I Dieci Comandamenti rivestono un’importanza capitale all’interno della legge mosaica: presso il monte Sinai Dio annunciò solo questi in modo udibile al popolo d’Israele (cfr. Deuteronomio 5, 22), soltanto questi furono incisi su tavole di pietra (cfr. Esodo 34, 28).

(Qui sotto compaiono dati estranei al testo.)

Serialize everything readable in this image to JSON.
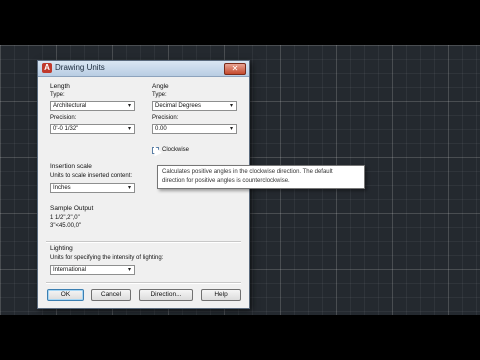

L’annuncio dei Dieci Comandamenti fa parte del patto che Dio concluse con il popolo d’Israele. In tal modo egli rinnovò il patto stabilito con Abramo, Isacco e Giacobbe (cfr. Deuteronomio 5, 2-3). In Deuteronomio 4, 13 si legge: «Egli [Dio] vi annunciò il suo patto, che vi comandò di osservare, cioè i dieci comandamenti, e li scrisse su due tavole di pietra».

L’osservanza dei comandamenti era per gli Israeliti un dovere inerente al patto ed era benedetto da Dio (cfr. Deuteronomio 7, 7-16). Nel popolo d’Israele già i bambini imparavano a memoria i comandamenti (cfr. Deuteronomio 6, 6-9). Fino a oggi i Dieci Comandamenti hanno conservato la loro grande importanza nel giudaismo.